Other sheltered workshops say they’re in a similar position.
Jay Belding, a former special education teacher, founded the workshop Associated Production Services Inc. in Pennsylvania in 1977 with his wife to provide vocational services to people with disabilities. The nonprofit helps employees who want to find competitive wage positions in the community, but few do, Belding said.
He suggested that efforts to abolish the subminimum wage policy are rooted in idealism, rather than reality. Belding acknowledged that sheltered workshops are “not the end all and be all” but said he was skeptical that eliminating the subminimum wage would lead to desirable outcomes.
“Show me plan B. I don’t see it,” Belding said. “I have an autistic brother who’s 72 years old, and my parents are both dead, and they were worried every day of their life, who’s going to take care of Tim … if you haven’t shared that burden, you don’t know.”
Charting a path forward
Julie Christensen understands apprehension about eliminating 14(c). Christensen serves as the executive director of the Association of People Supporting Employment First, an organization that has worked for decades to increase the inclusion of people with disabilities in the workplace.
She knows that policy changes come with risks. But Christensen said she still believes axing the subminimum wage will open opportunities for people with disabilities if done correctly.
“I have seen people with the most significant disabilities get amazing jobs at incredible wages,” Christensen said. “My conscience won’t allow me to not want that opportunity for everybody.”

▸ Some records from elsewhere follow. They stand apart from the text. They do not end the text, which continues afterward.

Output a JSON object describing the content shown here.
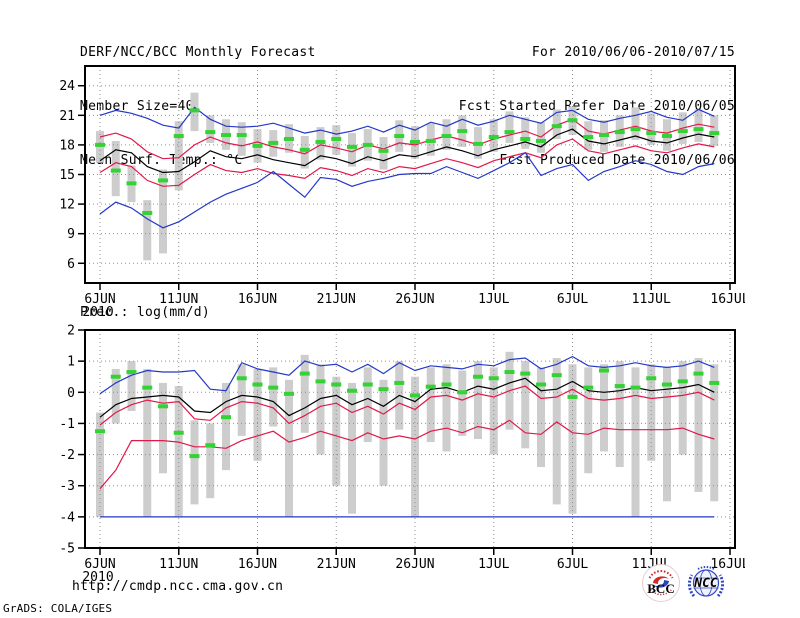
{
  "header": {
    "title": "DERF/NCC/BCC Monthly Forecast",
    "member_size": "Member Size=40",
    "for_range": "For 2010/06/06-2010/07/15",
    "fcst_started": "Fcst Started Refer Date 2010/06/05",
    "fcst_produced": "Fcst Produced Date 2010/06/06"
  },
  "footer": {
    "url": "http://cmdp.ncc.cma.gov.cn",
    "grads_credit": "GrADS: COLA/IGES",
    "bcc_label": "BCC",
    "ncc_label": "NCC"
  },
  "colors": {
    "blue": "#2438c8",
    "red": "#e0194a",
    "black": "#000000",
    "green": "#35d235",
    "bar": "#cdcdcd",
    "grid": "#8f8f8f"
  },
  "chart_data": [
    {
      "type": "line",
      "title": "Mean Surf. Temp.: °C",
      "date_range": "2010/06/06-2010/07/15",
      "n_days": 40,
      "xtick_labels": [
        "6JUN",
        "11JUN",
        "16JUN",
        "21JUN",
        "26JUN",
        "1JUL",
        "6JUL",
        "11JUL",
        "16JUL"
      ],
      "xtick_day_offsets": [
        0,
        5,
        10,
        15,
        20,
        25,
        30,
        35,
        40
      ],
      "year_label": "2010",
      "ylim": [
        4,
        26
      ],
      "yticks": [
        24,
        21,
        18,
        15,
        12,
        9,
        6
      ],
      "grid": "dotted",
      "legend": "none",
      "series": [
        {
          "name": "blue-upper-envelope",
          "color_key": "blue",
          "values": [
            21.0,
            21.5,
            21.2,
            20.7,
            20.0,
            19.7,
            21.8,
            20.6,
            19.9,
            19.8,
            19.9,
            20.2,
            19.7,
            19.2,
            19.5,
            19.1,
            19.4,
            19.9,
            19.3,
            20.0,
            19.5,
            20.3,
            19.9,
            20.6,
            20.0,
            20.4,
            21.0,
            20.6,
            20.2,
            21.3,
            21.5,
            20.6,
            20.3,
            20.7,
            21.0,
            21.4,
            20.8,
            20.5,
            21.6,
            20.9
          ]
        },
        {
          "name": "red-upper-band",
          "color_key": "red",
          "values": [
            18.8,
            19.2,
            18.6,
            17.3,
            16.6,
            16.7,
            18.0,
            18.8,
            18.2,
            17.9,
            18.3,
            17.8,
            17.5,
            17.1,
            18.0,
            17.7,
            17.3,
            18.0,
            17.6,
            18.2,
            18.0,
            18.5,
            18.9,
            18.5,
            18.0,
            18.6,
            19.0,
            19.4,
            18.8,
            20.0,
            20.6,
            19.4,
            19.1,
            19.5,
            19.9,
            19.4,
            19.2,
            19.7,
            20.1,
            19.8
          ]
        },
        {
          "name": "ensemble-mean",
          "color_key": "black",
          "values": [
            16.4,
            17.5,
            17.2,
            15.8,
            15.2,
            15.3,
            16.3,
            17.4,
            16.8,
            16.6,
            17.0,
            16.5,
            16.2,
            15.9,
            16.9,
            16.6,
            16.1,
            16.8,
            16.4,
            17.0,
            16.8,
            17.3,
            17.8,
            17.4,
            16.9,
            17.5,
            17.9,
            18.3,
            17.8,
            19.0,
            19.6,
            18.4,
            18.1,
            18.5,
            18.9,
            18.4,
            18.2,
            18.7,
            19.1,
            18.8
          ]
        },
        {
          "name": "red-lower-band",
          "color_key": "red",
          "values": [
            15.2,
            16.2,
            15.8,
            14.4,
            13.8,
            13.9,
            15.0,
            16.0,
            15.4,
            15.2,
            15.6,
            15.1,
            14.9,
            14.6,
            15.7,
            15.4,
            14.9,
            15.6,
            15.2,
            15.8,
            15.6,
            16.1,
            16.6,
            16.2,
            15.7,
            16.4,
            16.8,
            17.2,
            16.7,
            18.0,
            18.6,
            17.4,
            17.1,
            17.5,
            17.9,
            17.4,
            17.2,
            17.7,
            18.1,
            17.8
          ]
        },
        {
          "name": "blue-lower-envelope",
          "color_key": "blue",
          "values": [
            11.0,
            12.2,
            11.6,
            10.5,
            9.6,
            10.2,
            11.2,
            12.2,
            13.0,
            13.6,
            14.2,
            15.3,
            14.0,
            12.7,
            14.7,
            14.5,
            13.8,
            14.3,
            14.6,
            15.0,
            15.1,
            15.1,
            15.8,
            15.2,
            14.6,
            15.4,
            16.2,
            17.2,
            14.9,
            15.6,
            16.0,
            14.4,
            15.3,
            15.8,
            16.4,
            16.0,
            15.3,
            15.0,
            15.8,
            16.1
          ]
        }
      ],
      "markers": {
        "name": "green-dash",
        "color_key": "green",
        "values": [
          18.0,
          15.4,
          14.1,
          11.1,
          14.4,
          18.9,
          21.5,
          19.3,
          19.0,
          19.0,
          17.9,
          18.2,
          18.6,
          17.5,
          18.3,
          18.6,
          17.8,
          18.0,
          17.4,
          18.9,
          18.3,
          18.4,
          18.9,
          19.4,
          18.1,
          18.8,
          19.3,
          18.6,
          18.4,
          19.9,
          20.5,
          18.8,
          19.0,
          19.3,
          19.6,
          19.2,
          18.9,
          19.4,
          19.6,
          19.2
        ]
      },
      "bars": {
        "name": "member-spread",
        "color_key": "bar",
        "ranges": [
          [
            16.2,
            19.4
          ],
          [
            12.8,
            18.4
          ],
          [
            12.2,
            15.9
          ],
          [
            6.3,
            12.4
          ],
          [
            7.0,
            15.5
          ],
          [
            13.4,
            20.4
          ],
          [
            19.4,
            23.3
          ],
          [
            18.2,
            21.0
          ],
          [
            17.5,
            20.6
          ],
          [
            16.9,
            20.3
          ],
          [
            16.2,
            19.6
          ],
          [
            16.8,
            19.5
          ],
          [
            17.2,
            20.1
          ],
          [
            15.6,
            18.9
          ],
          [
            16.5,
            19.8
          ],
          [
            17.0,
            20.0
          ],
          [
            15.8,
            19.2
          ],
          [
            16.4,
            19.6
          ],
          [
            15.5,
            18.8
          ],
          [
            17.3,
            20.5
          ],
          [
            16.6,
            19.9
          ],
          [
            16.9,
            20.2
          ],
          [
            17.5,
            20.6
          ],
          [
            17.8,
            21.0
          ],
          [
            16.6,
            19.8
          ],
          [
            17.3,
            20.6
          ],
          [
            18.2,
            21.4
          ],
          [
            17.6,
            20.8
          ],
          [
            17.2,
            20.3
          ],
          [
            18.6,
            21.6
          ],
          [
            19.0,
            21.9
          ],
          [
            17.5,
            20.4
          ],
          [
            17.3,
            20.5
          ],
          [
            17.8,
            21.0
          ],
          [
            18.5,
            21.8
          ],
          [
            18.0,
            21.2
          ],
          [
            17.4,
            20.6
          ],
          [
            18.1,
            21.3
          ],
          [
            18.3,
            21.6
          ],
          [
            17.9,
            21.0
          ]
        ]
      }
    },
    {
      "type": "line",
      "title": "Prec.: log(mm/d)",
      "date_range": "2010/06/06-2010/07/15",
      "n_days": 40,
      "xtick_labels": [
        "6JUN",
        "11JUN",
        "16JUN",
        "21JUN",
        "26JUN",
        "1JUL",
        "6JUL",
        "11JUL",
        "16JUL"
      ],
      "xtick_day_offsets": [
        0,
        5,
        10,
        15,
        20,
        25,
        30,
        35,
        40
      ],
      "year_label": "2010",
      "ylim": [
        -5,
        2
      ],
      "yticks": [
        2,
        1,
        0,
        -1,
        -2,
        -3,
        -4,
        -5
      ],
      "grid": "dotted",
      "legend": "none",
      "series": [
        {
          "name": "blue-upper-envelope",
          "color_key": "blue",
          "values": [
            -0.05,
            0.3,
            0.55,
            0.7,
            0.65,
            0.65,
            0.7,
            0.1,
            0.05,
            0.95,
            0.75,
            0.65,
            0.55,
            1.0,
            0.85,
            0.9,
            0.65,
            0.9,
            0.6,
            0.95,
            0.7,
            0.85,
            0.8,
            0.75,
            0.9,
            0.85,
            1.05,
            1.1,
            0.75,
            0.9,
            1.15,
            0.85,
            0.8,
            0.85,
            0.95,
            0.85,
            0.8,
            0.85,
            1.0,
            0.8
          ]
        },
        {
          "name": "ensemble-mean",
          "color_key": "black",
          "values": [
            -0.8,
            -0.4,
            -0.2,
            -0.15,
            -0.1,
            -0.15,
            -0.6,
            -0.65,
            -0.3,
            -0.1,
            -0.15,
            -0.3,
            -0.75,
            -0.5,
            -0.2,
            -0.1,
            -0.4,
            -0.2,
            -0.45,
            -0.1,
            -0.3,
            0.1,
            0.15,
            0.0,
            0.2,
            0.1,
            0.3,
            0.45,
            0.05,
            0.1,
            0.35,
            0.05,
            0.0,
            0.05,
            0.15,
            0.05,
            0.1,
            0.15,
            0.25,
            0.0
          ]
        },
        {
          "name": "red-upper-band",
          "color_key": "red",
          "values": [
            -1.05,
            -0.65,
            -0.4,
            -0.25,
            -0.35,
            -0.3,
            -0.85,
            -0.9,
            -0.5,
            -0.3,
            -0.35,
            -0.5,
            -1.0,
            -0.75,
            -0.45,
            -0.35,
            -0.65,
            -0.45,
            -0.7,
            -0.35,
            -0.55,
            -0.15,
            -0.1,
            -0.25,
            -0.05,
            -0.15,
            0.05,
            0.2,
            -0.2,
            -0.15,
            0.1,
            -0.2,
            -0.25,
            -0.2,
            -0.1,
            -0.2,
            -0.15,
            -0.1,
            0.0,
            -0.25
          ]
        },
        {
          "name": "red-lower-band",
          "color_key": "red",
          "values": [
            -3.1,
            -2.5,
            -1.55,
            -1.55,
            -1.55,
            -1.6,
            -1.75,
            -1.75,
            -1.8,
            -1.55,
            -1.4,
            -1.25,
            -1.6,
            -1.45,
            -1.25,
            -1.4,
            -1.55,
            -1.3,
            -1.5,
            -1.4,
            -1.5,
            -1.25,
            -1.15,
            -1.3,
            -1.1,
            -1.2,
            -0.9,
            -1.3,
            -1.35,
            -0.95,
            -1.3,
            -1.35,
            -1.15,
            -1.2,
            -1.2,
            -1.2,
            -1.2,
            -1.15,
            -1.35,
            -1.5
          ]
        },
        {
          "name": "blue-lower-envelope",
          "color_key": "blue",
          "values": [
            -4.0,
            -4.0,
            -4.0,
            -4.0,
            -4.0,
            -4.0,
            -4.0,
            -4.0,
            -4.0,
            -4.0,
            -4.0,
            -4.0,
            -4.0,
            -4.0,
            -4.0,
            -4.0,
            -4.0,
            -4.0,
            -4.0,
            -4.0,
            -4.0,
            -4.0,
            -4.0,
            -4.0,
            -4.0,
            -4.0,
            -4.0,
            -4.0,
            -4.0,
            -4.0,
            -4.0,
            -4.0,
            -4.0,
            -4.0,
            -4.0,
            -4.0,
            -4.0,
            -4.0,
            -4.0,
            -4.0
          ]
        }
      ],
      "markers": {
        "name": "green-dash",
        "color_key": "green",
        "values": [
          -1.25,
          0.5,
          0.65,
          0.15,
          -0.45,
          -1.3,
          -2.05,
          -1.7,
          -0.8,
          0.45,
          0.25,
          0.15,
          -0.05,
          0.6,
          0.35,
          0.25,
          0.05,
          0.25,
          0.1,
          0.3,
          -0.1,
          0.18,
          0.25,
          0.0,
          0.5,
          0.45,
          0.65,
          0.6,
          0.25,
          0.55,
          -0.15,
          0.15,
          0.7,
          0.2,
          0.15,
          0.45,
          0.25,
          0.35,
          0.6,
          0.3
        ]
      },
      "bars": {
        "name": "member-spread",
        "color_key": "bar",
        "ranges": [
          [
            -4.0,
            -0.65
          ],
          [
            -1.0,
            0.75
          ],
          [
            -0.6,
            1.0
          ],
          [
            -4.0,
            0.75
          ],
          [
            -2.6,
            0.3
          ],
          [
            -4.0,
            0.2
          ],
          [
            -3.6,
            -0.9
          ],
          [
            -3.4,
            -1.0
          ],
          [
            -2.5,
            0.3
          ],
          [
            -1.4,
            0.9
          ],
          [
            -2.2,
            0.75
          ],
          [
            -1.1,
            0.8
          ],
          [
            -4.0,
            0.4
          ],
          [
            -1.3,
            1.2
          ],
          [
            -2.0,
            0.9
          ],
          [
            -3.0,
            0.5
          ],
          [
            -3.9,
            0.3
          ],
          [
            -1.6,
            0.8
          ],
          [
            -3.0,
            0.4
          ],
          [
            -1.2,
            1.0
          ],
          [
            -4.0,
            0.5
          ],
          [
            -1.6,
            0.8
          ],
          [
            -1.9,
            0.9
          ],
          [
            -1.4,
            0.7
          ],
          [
            -1.5,
            1.0
          ],
          [
            -2.0,
            0.8
          ],
          [
            -1.2,
            1.3
          ],
          [
            -1.8,
            1.0
          ],
          [
            -2.4,
            0.8
          ],
          [
            -3.6,
            1.1
          ],
          [
            -3.9,
            0.9
          ],
          [
            -2.6,
            0.8
          ],
          [
            -1.9,
            0.9
          ],
          [
            -2.4,
            1.0
          ],
          [
            -4.0,
            0.8
          ],
          [
            -2.2,
            0.9
          ],
          [
            -3.5,
            0.8
          ],
          [
            -2.0,
            1.0
          ],
          [
            -3.2,
            1.1
          ],
          [
            -3.5,
            0.9
          ]
        ]
      }
    }
  ]
}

By phasing out the policy over a period of years, she said the Department of Labor’s proposal is designed to give employers and workers time to adjust to the changes and, hopefully, mitigate negative outcomes – including sweeping job losses.

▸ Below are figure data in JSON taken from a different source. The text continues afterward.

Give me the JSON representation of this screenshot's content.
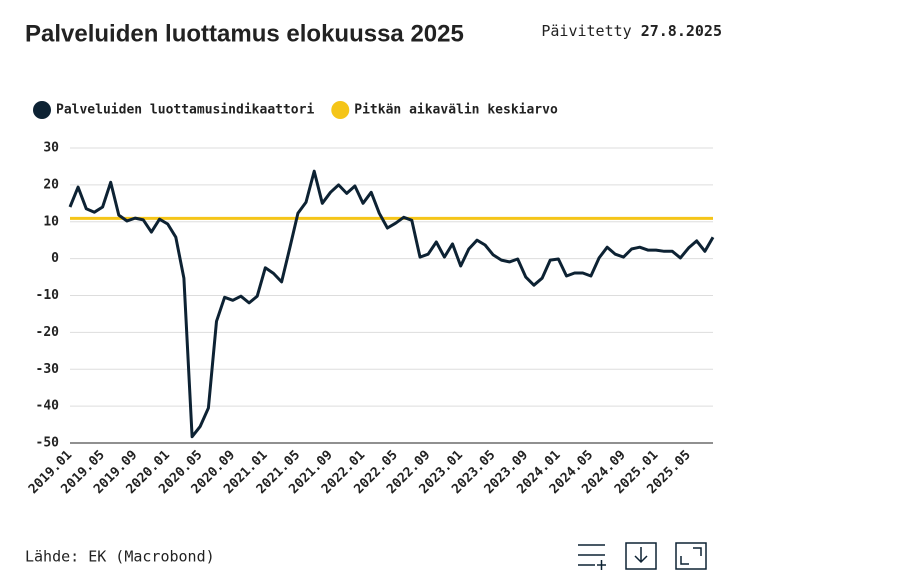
{
  "chart_data": {
    "type": "line",
    "title": "Palveluiden luottamus elokuussa 2025",
    "updated_label": "Päivitetty",
    "updated_date": "27.8.2025",
    "source": "Lähde: EK (Macrobond)",
    "categories": [
      "2019.01",
      null,
      null,
      null,
      "2019.05",
      null,
      null,
      null,
      "2019.09",
      null,
      null,
      null,
      "2020.01",
      null,
      null,
      null,
      "2020.05",
      null,
      null,
      null,
      "2020.09",
      null,
      null,
      null,
      "2021.01",
      null,
      null,
      null,
      "2021.05",
      null,
      null,
      null,
      "2021.09",
      null,
      null,
      null,
      "2022.01",
      null,
      null,
      null,
      "2022.05",
      null,
      null,
      null,
      "2022.09",
      null,
      null,
      null,
      "2023.01",
      null,
      null,
      null,
      "2023.05",
      null,
      null,
      null,
      "2023.09",
      null,
      null,
      null,
      "2024.01",
      null,
      null,
      null,
      "2024.05",
      null,
      null,
      null,
      "2024.09",
      null,
      null,
      null,
      "2025.01",
      null,
      null,
      null,
      "2025.05",
      null,
      null,
      null
    ],
    "series": [
      {
        "name": "Palveluiden luottamusindikaattori",
        "color": "#0d2233",
        "values": [
          14,
          19.4,
          13.5,
          12.6,
          14,
          20.7,
          11.8,
          10.2,
          11,
          10.5,
          7.2,
          10.7,
          9.4,
          5.8,
          -5.3,
          -48.3,
          -45.5,
          -40.5,
          -17,
          -10.5,
          -11.3,
          -10.2,
          -12,
          -10.2,
          -2.5,
          -4,
          -6.3,
          2.9,
          12.3,
          15.3,
          23.7,
          15,
          18,
          20,
          17.7,
          19.7,
          15,
          18,
          12.3,
          8.3,
          9.6,
          11.2,
          10.4,
          0.4,
          1.2,
          4.5,
          0.4,
          4,
          -2,
          2.6,
          5,
          3.7,
          1,
          -0.4,
          -0.9,
          -0.1,
          -5,
          -7.2,
          -5.3,
          -0.4,
          -0.1,
          -4.7,
          -3.9,
          -3.9,
          -4.7,
          0.2,
          3.1,
          1.2,
          0.4,
          2.6,
          3.1,
          2.3,
          2.3,
          2,
          2,
          0.2,
          2.9,
          4.8,
          2,
          5.8
        ]
      },
      {
        "name": "Pitkän aikavälin keskiarvo",
        "color": "#f5c518",
        "values": [
          10.9,
          10.9,
          10.9,
          10.9,
          10.9,
          10.9,
          10.9,
          10.9,
          10.9,
          10.9,
          10.9,
          10.9,
          10.9,
          10.9,
          10.9,
          10.9,
          10.9,
          10.9,
          10.9,
          10.9,
          10.9,
          10.9,
          10.9,
          10.9,
          10.9,
          10.9,
          10.9,
          10.9,
          10.9,
          10.9,
          10.9,
          10.9,
          10.9,
          10.9,
          10.9,
          10.9,
          10.9,
          10.9,
          10.9,
          10.9,
          10.9,
          10.9,
          10.9,
          10.9,
          10.9,
          10.9,
          10.9,
          10.9,
          10.9,
          10.9,
          10.9,
          10.9,
          10.9,
          10.9,
          10.9,
          10.9,
          10.9,
          10.9,
          10.9,
          10.9,
          10.9,
          10.9,
          10.9,
          10.9,
          10.9,
          10.9,
          10.9,
          10.9,
          10.9,
          10.9,
          10.9,
          10.9,
          10.9,
          10.9,
          10.9,
          10.9,
          10.9,
          10.9,
          10.9,
          10.9
        ]
      }
    ],
    "ylim": [
      -50,
      30
    ],
    "yticks": [
      30,
      20,
      10,
      0,
      -10,
      -20,
      -30,
      -40,
      -50
    ],
    "grid": true
  }
}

However, some organizations who’ve already nixed the subminimum wage, like Human Technologies in New York, took much longer than the proposed three years to wean off the practice.
Human Technologies began discussing ways to eliminate the subminimum wage in the early 2010s, when it saw a surge in criticism over the policy. In 2015, Giarrusso said the organization opted not to create more types of work that would require a lower wage and instead searched for high-profit jobs it could modify to fit employees’ abilities.
The process took around a decade and lots of imagination. One solution was pottery. Giarrusso teamed up with the ceramics company 4 Elements Studio to design a way for workers with disabilities to make porcelain-glazed pieces that sell for around $90.
“Until you change the boundaries at which you’re operating, the solutions and the possibilities don’t change,” Giarrusso said of the process of developing new types of jobs.
Giarrusso has empathy for organizations that for years have operated under 14(c) and could need to reevaluate their business if the federal rule goes into effect. But he is hopeful that Human Technologies may help provide a road map for how those companies can end the subminimum wage.
“If you don’t believe that you can employ and compensate people with very severe disabilities at or above minimum wage, then you’ll never see it,” Giarrusso said. “Because that’s what you have to do in order to see it come true: You have to create it.”